Mostly it boils down to:
- varying levels of ‘testability’ in the Systems Under Test (SUT)
- low expertise or experience with the intricacies of the SUT
- lack of visibility into the back-ends of the COTS apps (see prior comments about Salesforce)
- low/no direct interaction or communication with SUT dev team(s)
Especially with packaged apps, it’s not so much the app itself that’s causing performance issues, but rather all the customizations and the operational environment configuration that fundamentally change the definition of what a COTS vendor does to verify the performance and reliability of their core deliverables vs. how it actually works for your organization as deployed. If you’ve ever gone through an SAP enterprise implementation, you might be familiar with their ‘configuration testing’ which includes load testing once customizations and environment are loaded up.

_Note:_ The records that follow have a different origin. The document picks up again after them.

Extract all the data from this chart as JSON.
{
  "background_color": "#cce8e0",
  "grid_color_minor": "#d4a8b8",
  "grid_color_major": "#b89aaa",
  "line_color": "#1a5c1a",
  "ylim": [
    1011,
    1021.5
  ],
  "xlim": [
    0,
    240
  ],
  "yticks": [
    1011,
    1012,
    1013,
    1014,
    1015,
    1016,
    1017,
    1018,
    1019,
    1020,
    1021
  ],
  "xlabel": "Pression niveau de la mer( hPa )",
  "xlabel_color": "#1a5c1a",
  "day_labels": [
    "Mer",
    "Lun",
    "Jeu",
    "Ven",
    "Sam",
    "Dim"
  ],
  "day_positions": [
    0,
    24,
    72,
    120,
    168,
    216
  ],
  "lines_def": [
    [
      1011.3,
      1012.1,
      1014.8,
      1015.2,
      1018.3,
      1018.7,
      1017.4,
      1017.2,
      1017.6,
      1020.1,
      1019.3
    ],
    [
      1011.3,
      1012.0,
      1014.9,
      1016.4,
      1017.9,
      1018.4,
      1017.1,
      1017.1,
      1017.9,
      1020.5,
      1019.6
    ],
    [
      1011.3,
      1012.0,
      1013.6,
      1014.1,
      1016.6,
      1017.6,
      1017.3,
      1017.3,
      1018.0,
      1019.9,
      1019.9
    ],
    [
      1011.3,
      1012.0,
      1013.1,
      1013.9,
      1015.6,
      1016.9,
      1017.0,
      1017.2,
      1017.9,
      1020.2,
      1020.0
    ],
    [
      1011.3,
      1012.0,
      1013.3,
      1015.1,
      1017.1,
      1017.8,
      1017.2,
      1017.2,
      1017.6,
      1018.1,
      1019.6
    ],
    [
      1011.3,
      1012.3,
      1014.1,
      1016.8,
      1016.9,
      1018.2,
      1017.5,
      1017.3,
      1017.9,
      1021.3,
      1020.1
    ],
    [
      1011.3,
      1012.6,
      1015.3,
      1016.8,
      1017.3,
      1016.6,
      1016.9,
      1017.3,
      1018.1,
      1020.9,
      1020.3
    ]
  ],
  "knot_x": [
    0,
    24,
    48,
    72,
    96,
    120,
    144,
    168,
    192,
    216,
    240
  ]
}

With custom apps, you usually have more of an ability to reach out to teams internally, even if they’re contracting, to ask questions. There are often architectural diagrams and systems (of record, such as APM platforms) already in use that you simply have to ask for access to and explain why it’s important to the work you’ve been asked to do. If you find untestable situations, call them out, make sure you add a testing user story to the product team’s backlog and get the PO and Product Management to assess the risk it represents. If they can’t do that, call your security/compliance office.
In both custom app and packaged app cases, you can always make progress on at least two of the four bullet points above, immediately. It might not be easy…certainly getting interactions with a JIRA dev team at Atlassian is far harder than say sending a virtual 30min meeting invite to an internal Product Owner (PO) and their lead developer. Sometimes the required level of expertise with a complex web app takes longer than provided to build, and that’s not an easy discussion to have with some engineering managers. And of course it’s easy to blame tools and other people.

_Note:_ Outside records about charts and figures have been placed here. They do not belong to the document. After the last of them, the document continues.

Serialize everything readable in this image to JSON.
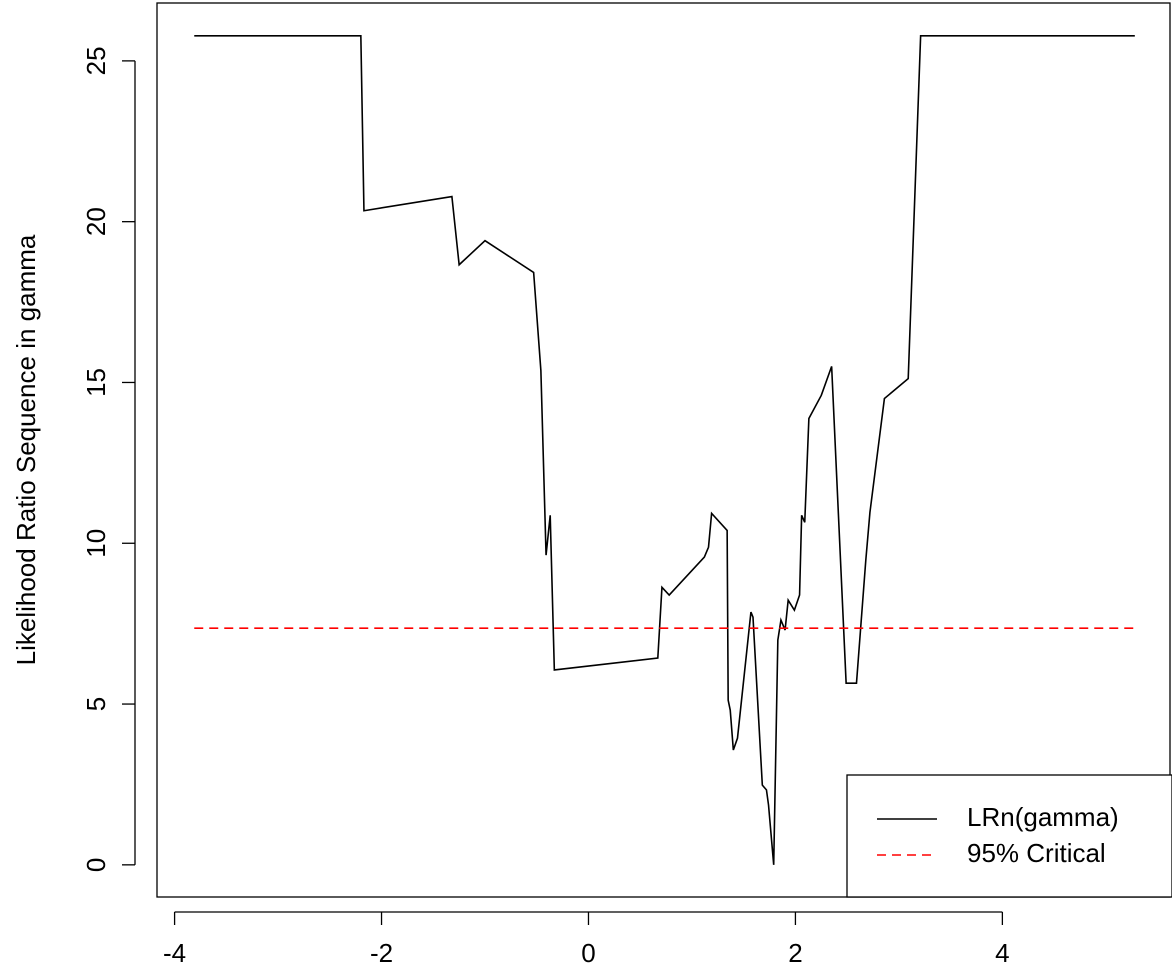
{
  "chart_data": {
    "type": "line",
    "ylabel": "Likelihood Ratio Sequence in gamma",
    "xlim": [
      -4.17,
      5.62
    ],
    "ylim": [
      -1.0,
      26.8
    ],
    "xticks": [
      -4,
      -2,
      0,
      2,
      4
    ],
    "yticks": [
      0,
      5,
      10,
      15,
      20,
      25
    ],
    "legend": "bottom-right",
    "series": [
      {
        "name": "LRn(gamma)",
        "color": "#000000",
        "linestyle": "solid",
        "x": [
          -3.81,
          -2.2,
          -2.17,
          -1.32,
          -1.25,
          -1.0,
          -0.53,
          -0.46,
          -0.41,
          -0.37,
          -0.33,
          0.67,
          0.71,
          0.78,
          1.12,
          1.16,
          1.19,
          1.34,
          1.35,
          1.37,
          1.4,
          1.44,
          1.57,
          1.59,
          1.68,
          1.72,
          1.74,
          1.79,
          1.83,
          1.86,
          1.9,
          1.93,
          1.99,
          2.04,
          2.06,
          2.09,
          2.13,
          2.25,
          2.35,
          2.49,
          2.59,
          2.68,
          2.72,
          2.86,
          3.09,
          3.21,
          5.28
        ],
        "values": [
          25.78,
          25.78,
          20.34,
          20.78,
          18.66,
          19.41,
          18.42,
          15.37,
          9.63,
          10.87,
          6.06,
          6.43,
          8.63,
          8.39,
          9.57,
          9.88,
          10.93,
          10.4,
          5.12,
          4.81,
          3.57,
          3.94,
          7.86,
          7.7,
          2.48,
          2.33,
          1.86,
          0.0,
          6.99,
          7.61,
          7.3,
          8.23,
          7.92,
          8.39,
          10.87,
          10.65,
          13.88,
          14.6,
          15.5,
          5.65,
          5.65,
          9.47,
          10.96,
          14.5,
          15.12,
          25.78,
          25.78
        ]
      },
      {
        "name": "95% Critical",
        "color": "#ff0000",
        "linestyle": "dashed",
        "x": [
          -3.81,
          5.28
        ],
        "values": [
          7.36,
          7.36
        ]
      }
    ]
  }
}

A bad engineer blames their tools. It is not the tools we use that make us good, but rather how we employ them.
How we employ testing tools should be guided by what approach to testing we have decided to take. If something proves to be inordinately hard to test, that’s an indication to go investigate how others have solved the problem, or ask the persons responsible for building it how they would approach validating that it works well.
In a nutshell, performance engineering has been and even more needs to consolidate their expertise, their practices, and their tooling to scale it to others in their organization (don’t forget that continuous pipelines are like another person too).
Summing It All Up
In my customers and clients, I see these trends growing, some better/faster than others. It is encouraging to see this, but also compelling me to encourage others to grow and improve their performance and reliability practices.